Hierve la pista bajo el sol, y en la arena dejan su huella dos tenistas con la voracidad de dos caníbales. Rafael Nadal (6-3, 6-2 y 6-1 a Andy Murray) y Novak Djokovic (6-3, 6-3, 3-6 y 6-3 a Gulbis) jugarán el domingo en la final de Roland Garros el partido de los partidos (15.00). Es el número uno contra el número dos del mundo. Es el español buscando igualar los 14 títulos de Pete Pistol Sampras, lo que le permitiría empatar con el estadounidense como el segundo tenista con más trofeos grandes (Roger Federer tiene 17). Es el serbio aspirando a completar el Grand Slam, la conquista de las cuatro Copas de la máxima categoría (París es la única que le falta). Y son los dos jugándose a un partido el número uno del mundo: quien levante los brazos se sentará desde el próximo lunes en el trono.
"He jugado mi mejor tenis del año en Roland Garros", dice Nadal tras borrar a Murray de la central. "Es increíble volver a jugar la final, muy emotivo [es la novena]. Es un sueño", añade. "Me enfrento a un rival fantástico", cierra.

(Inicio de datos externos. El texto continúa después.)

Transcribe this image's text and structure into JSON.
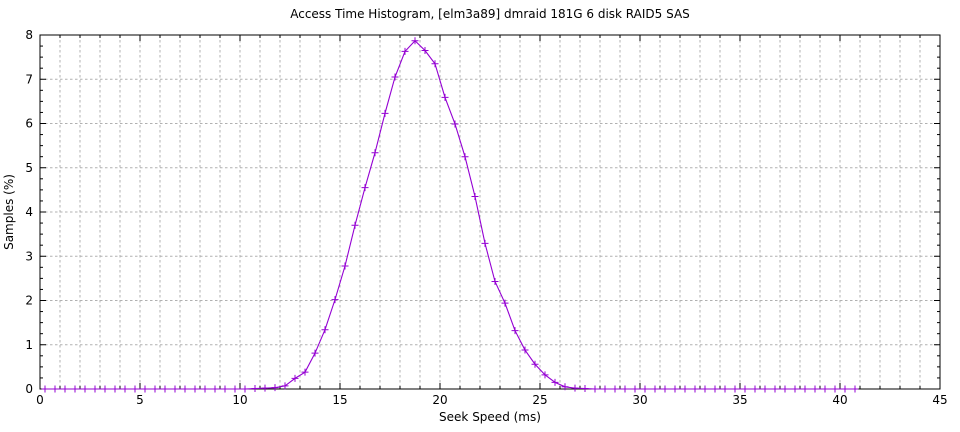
{
  "chart_data": {
    "type": "line",
    "title": "Access Time Histogram, [elm3a89] dmraid 181G 6 disk RAID5 SAS",
    "xlabel": "Seek Speed (ms)",
    "ylabel": "Samples (%)",
    "xlim": [
      0,
      45
    ],
    "ylim": [
      0,
      8
    ],
    "x_major_ticks": [
      0,
      5,
      10,
      15,
      20,
      25,
      30,
      35,
      40,
      45
    ],
    "y_major_ticks": [
      0,
      1,
      2,
      3,
      4,
      5,
      6,
      7,
      8
    ],
    "x_minor_step": 1,
    "y_minor_step": 0.25,
    "grid": {
      "style": "dashed",
      "color": "#b0b0b0",
      "vertical_step": 1,
      "horizontal_step": 1
    },
    "legend_position": "none",
    "background_color": "#ffffff",
    "border_color": "#000000",
    "series": [
      {
        "name": "samples",
        "color": "#9400d3",
        "marker": "plus",
        "points": [
          [
            0.25,
            0
          ],
          [
            0.75,
            0
          ],
          [
            1.25,
            0
          ],
          [
            1.75,
            0
          ],
          [
            2.25,
            0
          ],
          [
            2.75,
            0
          ],
          [
            3.25,
            0
          ],
          [
            3.75,
            0
          ],
          [
            4.25,
            0
          ],
          [
            4.75,
            0
          ],
          [
            5.25,
            0
          ],
          [
            5.75,
            0
          ],
          [
            6.25,
            0
          ],
          [
            6.75,
            0
          ],
          [
            7.25,
            0
          ],
          [
            7.75,
            0
          ],
          [
            8.25,
            0
          ],
          [
            8.75,
            0
          ],
          [
            9.25,
            0
          ],
          [
            9.75,
            0
          ],
          [
            10.25,
            0
          ],
          [
            10.75,
            0.01
          ],
          [
            11.25,
            0.02
          ],
          [
            11.75,
            0.03
          ],
          [
            12.25,
            0.07
          ],
          [
            12.75,
            0.24
          ],
          [
            13.25,
            0.38
          ],
          [
            13.75,
            0.81
          ],
          [
            14.25,
            1.34
          ],
          [
            14.75,
            2.02
          ],
          [
            15.25,
            2.78
          ],
          [
            15.75,
            3.7
          ],
          [
            16.25,
            4.55
          ],
          [
            16.75,
            5.34
          ],
          [
            17.25,
            6.23
          ],
          [
            17.75,
            7.05
          ],
          [
            18.25,
            7.63
          ],
          [
            18.75,
            7.87
          ],
          [
            19.25,
            7.65
          ],
          [
            19.75,
            7.35
          ],
          [
            20.25,
            6.59
          ],
          [
            20.75,
            5.99
          ],
          [
            21.25,
            5.25
          ],
          [
            21.75,
            4.35
          ],
          [
            22.25,
            3.29
          ],
          [
            22.75,
            2.43
          ],
          [
            23.25,
            1.94
          ],
          [
            23.75,
            1.32
          ],
          [
            24.25,
            0.88
          ],
          [
            24.75,
            0.56
          ],
          [
            25.25,
            0.32
          ],
          [
            25.75,
            0.15
          ],
          [
            26.25,
            0.05
          ],
          [
            26.75,
            0.02
          ],
          [
            27.25,
            0.01
          ],
          [
            27.75,
            0
          ],
          [
            28.25,
            0
          ],
          [
            28.75,
            0
          ],
          [
            29.25,
            0
          ],
          [
            29.75,
            0
          ],
          [
            30.25,
            0
          ],
          [
            30.75,
            0
          ],
          [
            31.25,
            0
          ],
          [
            31.75,
            0
          ],
          [
            32.25,
            0
          ],
          [
            32.75,
            0
          ],
          [
            33.25,
            0
          ],
          [
            33.75,
            0
          ],
          [
            34.25,
            0
          ],
          [
            34.75,
            0
          ],
          [
            35.25,
            0
          ],
          [
            35.75,
            0
          ],
          [
            36.25,
            0
          ],
          [
            36.75,
            0
          ],
          [
            37.25,
            0
          ],
          [
            37.75,
            0
          ],
          [
            38.25,
            0
          ],
          [
            38.75,
            0
          ],
          [
            39.25,
            0
          ],
          [
            39.75,
            0
          ],
          [
            40.25,
            0
          ],
          [
            40.75,
            0
          ]
        ]
      }
    ]
  }
}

Antes, un partido que acuna a Nadal antes de la batalla. El número uno llega a las semifinales con la espalda vendada, el revés entre interrogantes y un fiero contrario enfrente. Este es Andy Murray, doble campeón de grandes, defensor de imprevisibles contraataques. Este es el número ocho mundial, que hace quince días le dominaba 4-2 en la manga decisiva de los cuartos del Masters 1.000 de Roma. El cruce refleja a la perfección cuánto ha cambiado Nadal en el breve espacio de dos semanas. Su drive marca el partido igual que un rayo deja su sello en un árbol seco. Como si estuviera hecha de fuego, su pelota destruye las defensas de Murray, que solo gana tres puntos en los tres primeros juegos, pierde su primer servicio, y en diez minutos ya se ve 0-3. Nunca se pone a la par del español, que se pasa todo el encuentro mirando por el retrovisor, tan por delante como para sentirse liberado de cualquier cadena y protagonizar su mejor día al saque de todo el torneo.

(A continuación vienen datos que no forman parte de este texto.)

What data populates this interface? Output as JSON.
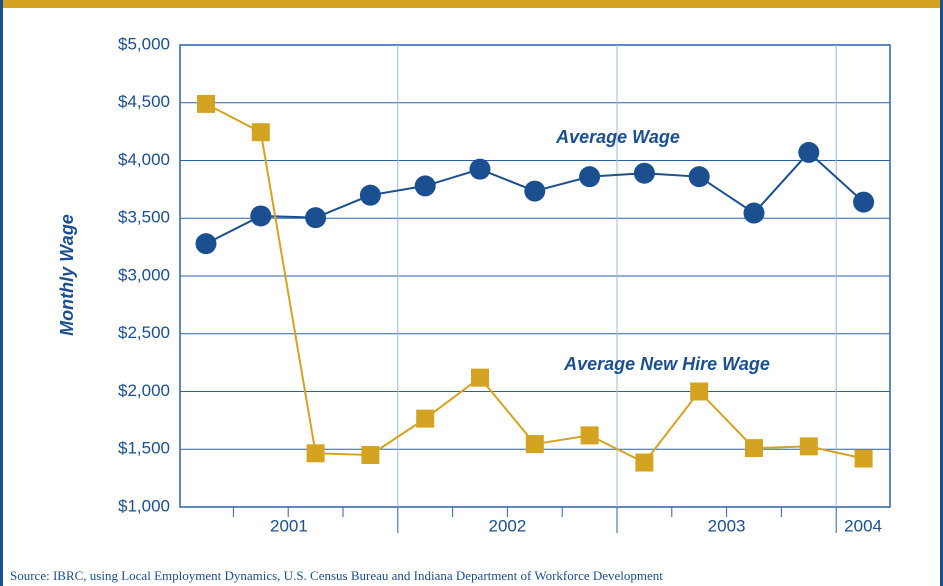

Murray se desangra por su drive, el golpe que le separa de los mejores sobre tierra batida. No tiene pulmones para la batalla. Con casi cinco horas más de juego que su contrario cuando comienza el pulso, pronto se siente en inferioridad, superado por tierra, mar y aire. “No legs!”, grita a los cuatro vientos, negando la existencias de sus piernas, que nunca le acompañan ni le llevan hasta donde quiere. El campeón de 13 grandes jamás le abre la puerta, nunca le ofrece razones para la esperanza, no deja que salte la más mínima chispa con la que Murray pueda encender el fuego que impulse una de sus famosas y frecuentes remontadas.
El número uno no afronta ni una sola bola de break. Para cuando es oficial que luchará por la Copa, sabe que llega a la final con solo un set perdido, por los dos de Nole; pisando con paso seguro tras la peor gira de arcilla de su carrera (solo un título en primavera) y con las piernas frescas para la batalla. Eso le espera en la final. Una guerra. Djokovic, que ante Gulbis penó más por el calor (26 grados) que por el contrario, exigirá hasta la última gota de sudor. Nadal, en su novena final, se cobrará el tributo de cada gramo de energía, de fuerza y aliento. Cada punto ganado les restará años de vida, porque se enfrentan los dos mejores defensores y los dos mejores competidores del planeta. Está en juego Roland Garros, la historia y mucho de lo que pase en lo que queda de 2014. Es una final titánica entre los dos mejores tenistas que hoy pisan la tierra.